Publié le 1 Juin 2023

 

28 février 1936

 

   Qu'est-ce qui me fais souffrir chez elle ?  Le jour où elle levait le bras sur le corso asphalté, le jour où on ne venait pas ouvrir et où elle est apparue ensuite avec ses cheveux en désordre, le jour où elle parlait doucement avec lui sur la digue, les mille fois où elle m'a bousculé.

   Mais ce n'est plus là de l'esthétique, ce sont des lamentations. Je voulais énumérer des beaux et infimes souvenirs, et je ne me rappelle que les tortures.

   Allons, celles-ci serviront tout de même. Mon histoire avec elle n'est donc pas faite de grandes scènes mais de très subtils moments intérieurs. C'est ainsi que doit être un poème.
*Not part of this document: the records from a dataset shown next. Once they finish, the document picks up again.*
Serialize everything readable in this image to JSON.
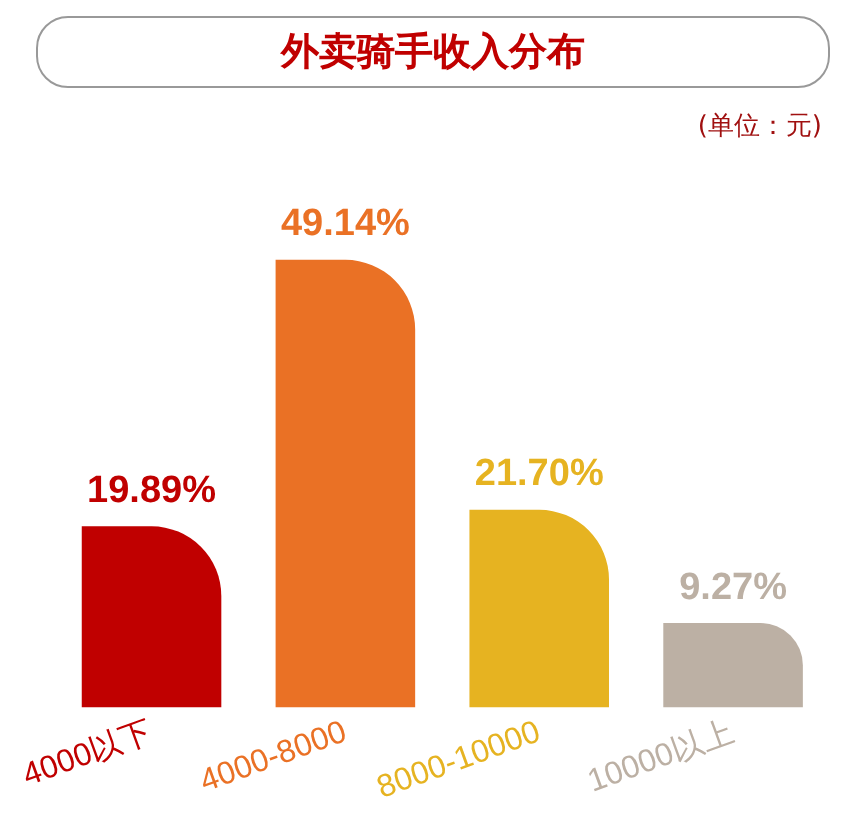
{
  "chart_data": {
    "type": "bar",
    "title": "外卖骑手收入分布",
    "annotations": [
      "(单位：元)"
    ],
    "categories": [
      "4000以下",
      "4000-8000",
      "8000-10000",
      "10000以上"
    ],
    "values": [
      19.89,
      49.14,
      21.7,
      9.27
    ],
    "colors": [
      "#c00000",
      "#ea7125",
      "#e6b321",
      "#bcb0a4"
    ],
    "value_labels": [
      "19.89%",
      "49.14%",
      "21.70%",
      "9.27%"
    ],
    "tick_labels": "x",
    "grid": false,
    "legend": false
  }
}
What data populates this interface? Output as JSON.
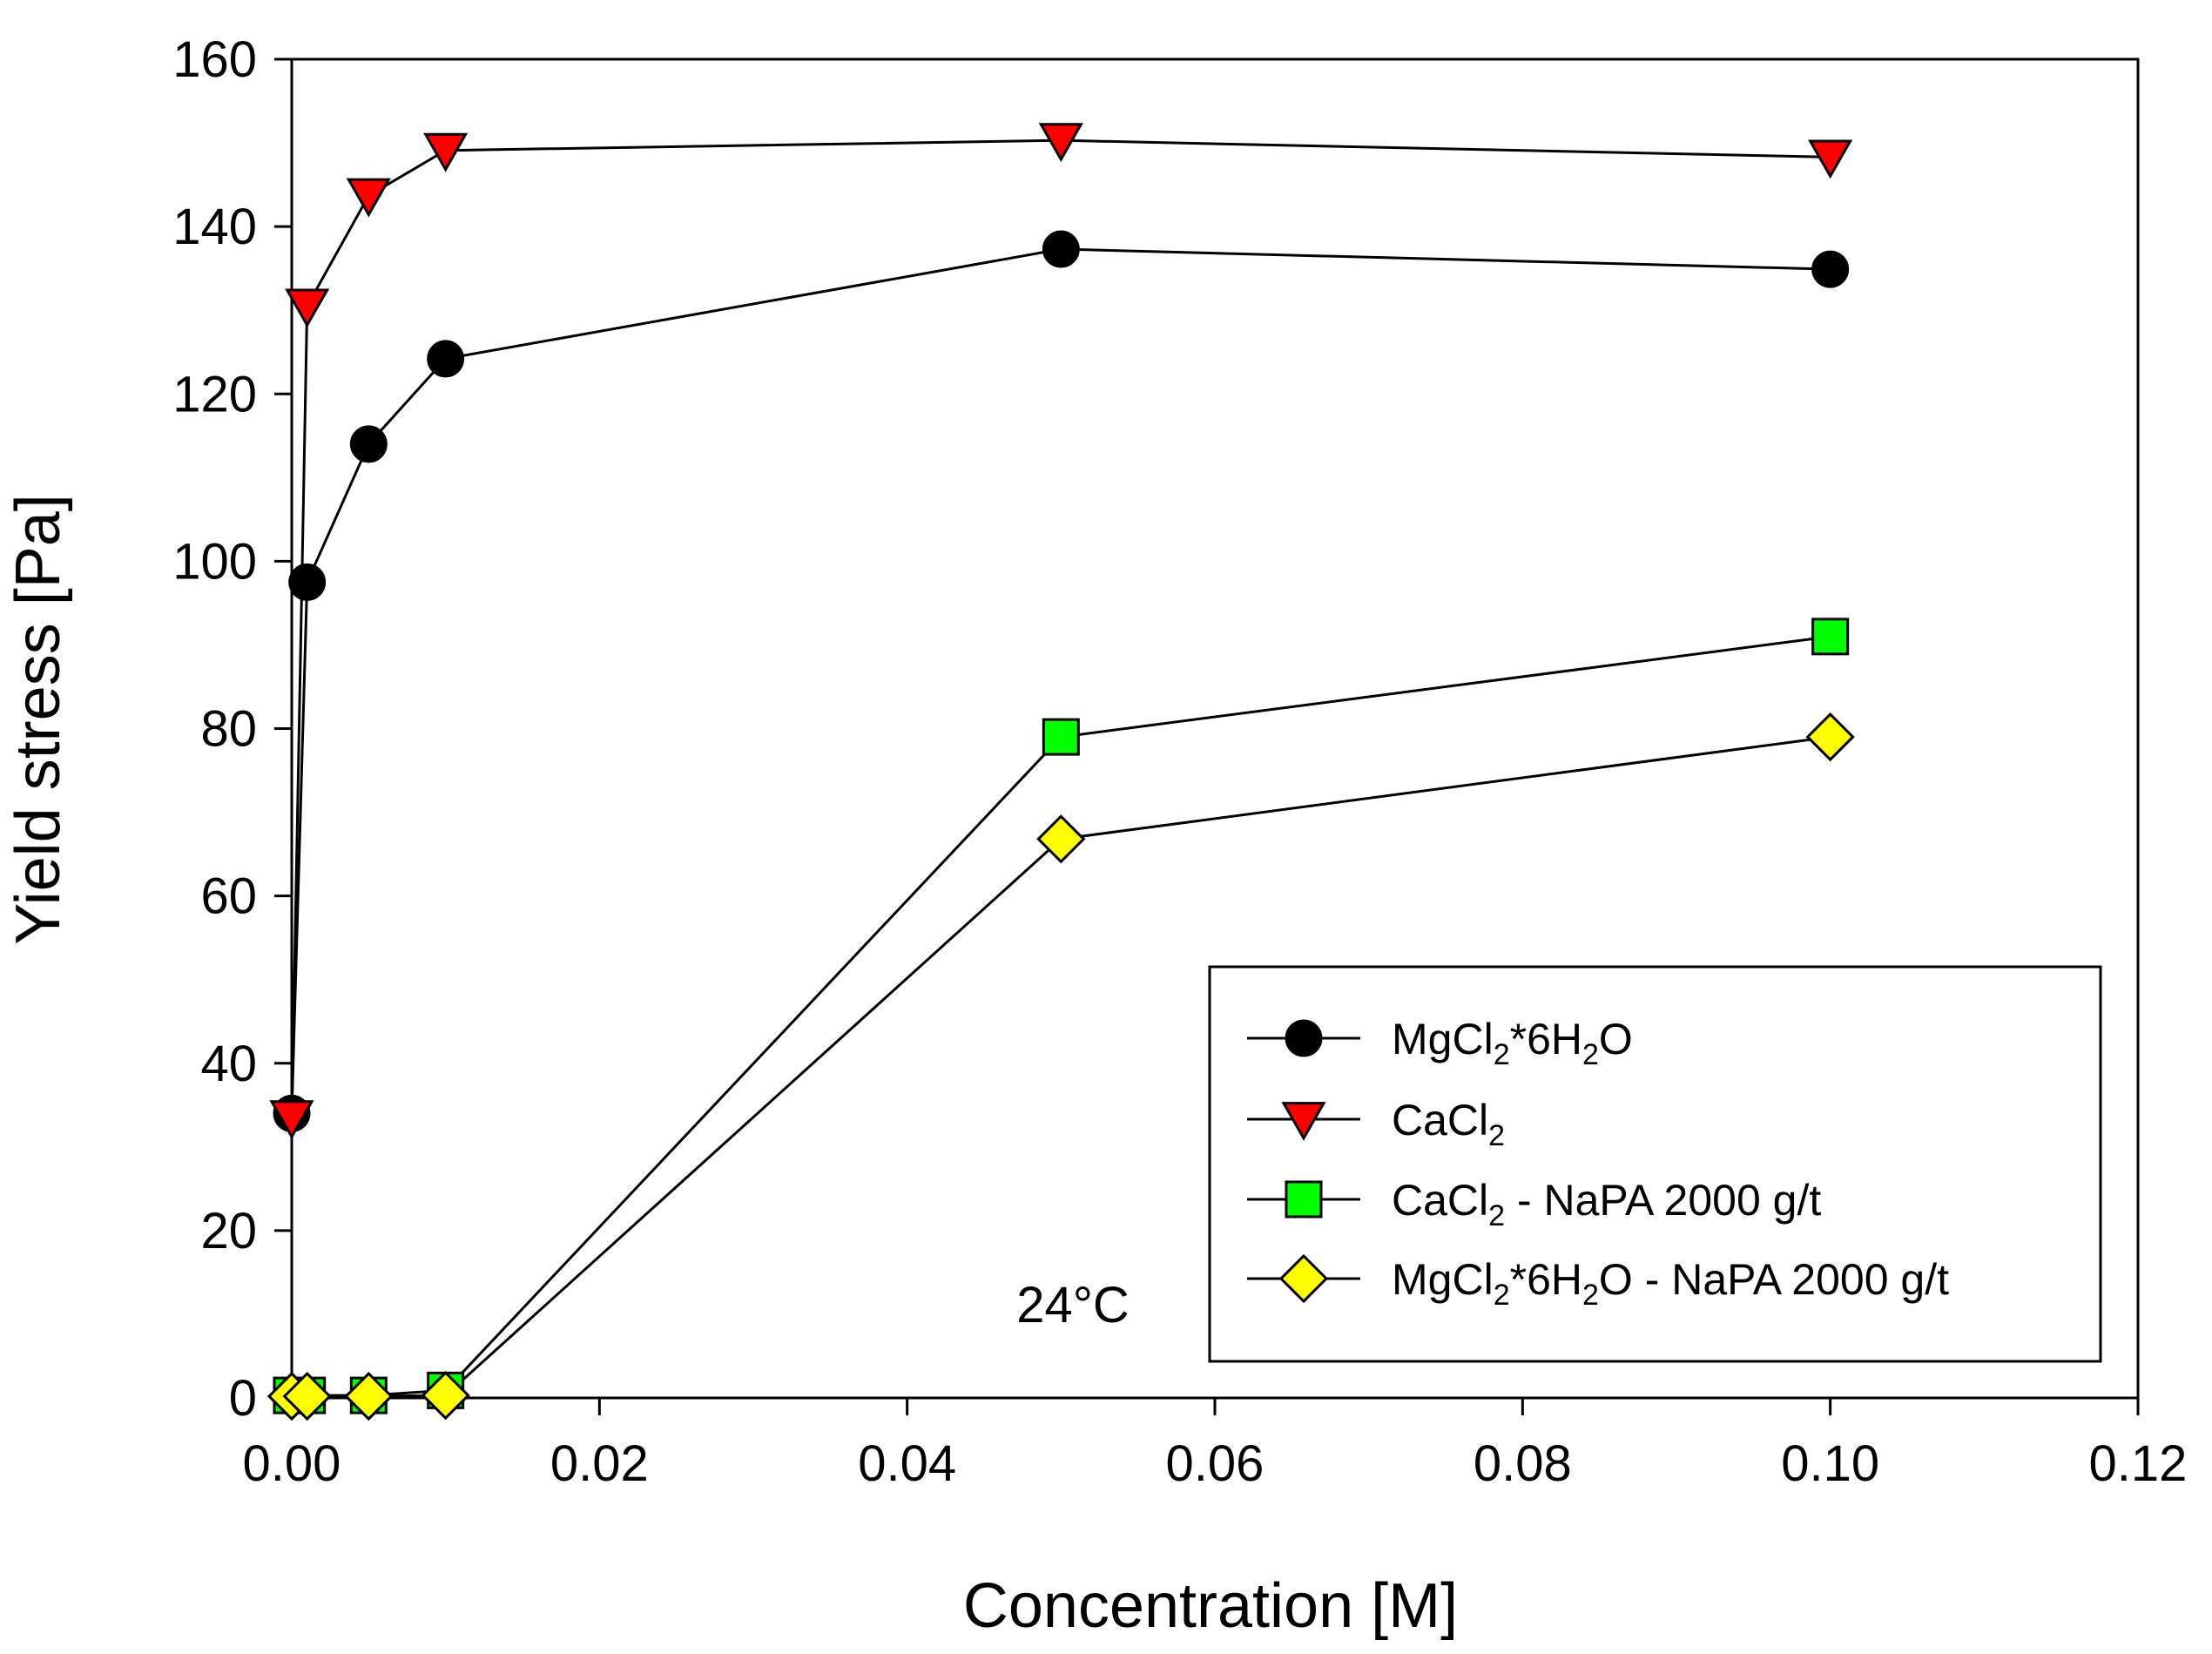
{
  "chart_data": {
    "type": "line",
    "xlabel": "Concentration [M]",
    "ylabel": "Yield stress [Pa]",
    "xlim": [
      0,
      0.12
    ],
    "ylim": [
      0,
      160
    ],
    "x_ticks": [
      "0.00",
      "0.02",
      "0.04",
      "0.06",
      "0.08",
      "0.10",
      "0.12"
    ],
    "y_ticks": [
      "0",
      "20",
      "40",
      "60",
      "80",
      "100",
      "120",
      "140",
      "160"
    ],
    "grid": false,
    "legend_position": "bottom-right",
    "annotation": "24°C",
    "series": [
      {
        "name": "MgCl2*6H2O",
        "legend_parts": [
          [
            "MgCl",
            ""
          ],
          [
            "2",
            "sub"
          ],
          [
            "*6H",
            ""
          ],
          [
            "2",
            "sub"
          ],
          [
            "O",
            ""
          ]
        ],
        "marker": "circle",
        "color": "#000000",
        "x": [
          0,
          0.001,
          0.005,
          0.01,
          0.05,
          0.1
        ],
        "y": [
          34,
          97.5,
          114,
          124.2,
          137.3,
          134.9
        ]
      },
      {
        "name": "CaCl2",
        "legend_parts": [
          [
            "CaCl",
            ""
          ],
          [
            "2",
            "sub"
          ]
        ],
        "marker": "triangle-down",
        "color": "#ff0000",
        "x": [
          0,
          0.001,
          0.005,
          0.01,
          0.05,
          0.1
        ],
        "y": [
          33.5,
          130.5,
          143.7,
          149.1,
          150.3,
          148.3
        ]
      },
      {
        "name": "CaCl2 - NaPA 2000 g/t",
        "legend_parts": [
          [
            "CaCl",
            ""
          ],
          [
            "2",
            "sub"
          ],
          [
            " - NaPA 2000 g/t",
            ""
          ]
        ],
        "marker": "square",
        "color": "#00ff00",
        "x": [
          0,
          0.001,
          0.005,
          0.01,
          0.05,
          0.1
        ],
        "y": [
          0.3,
          0.3,
          0.3,
          0.9,
          79,
          91
        ]
      },
      {
        "name": "MgCl2*6H2O - NaPA 2000 g/t",
        "legend_parts": [
          [
            "MgCl",
            ""
          ],
          [
            "2",
            "sub"
          ],
          [
            "*6H",
            ""
          ],
          [
            "2",
            "sub"
          ],
          [
            "O - NaPA 2000 g/t",
            ""
          ]
        ],
        "marker": "diamond",
        "color": "#ffff00",
        "x": [
          0,
          0.001,
          0.005,
          0.01,
          0.05,
          0.1
        ],
        "y": [
          0.2,
          0.2,
          0.2,
          0.3,
          66.8,
          79
        ]
      }
    ]
  }
}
Elle est atroce, cette souffrance.

 

 24 avril 1936

 

Subir une injustice est d'une désolation terrifiante - comme un matin d'hiver. Cela remet en vigueur, selon nos plus jaloux désirs, la séduction de la vie ; cela nous redonne le sentiment de notre valeur par rapport aux choses ; cela flatte. Tandis que souffrir à cause d'un pur hasard, à cause d'un malheur, c'est avilissant. Je l'ai éprouvé et je voudrais que l'injustice, l'ingratitude eussent été plus grandes. C'est cela qui s'appelle vivre et, à vingt-huit ans, ne pas être précoce.

   Quant à l'humilité. Il est rare pourtant de souffrir une belle et totale injustice. Nos actes sont tellement tortueux. En général, on trouve toujours que nous aussi nous sommes un peu fautifs et adieu le matin d'hiver.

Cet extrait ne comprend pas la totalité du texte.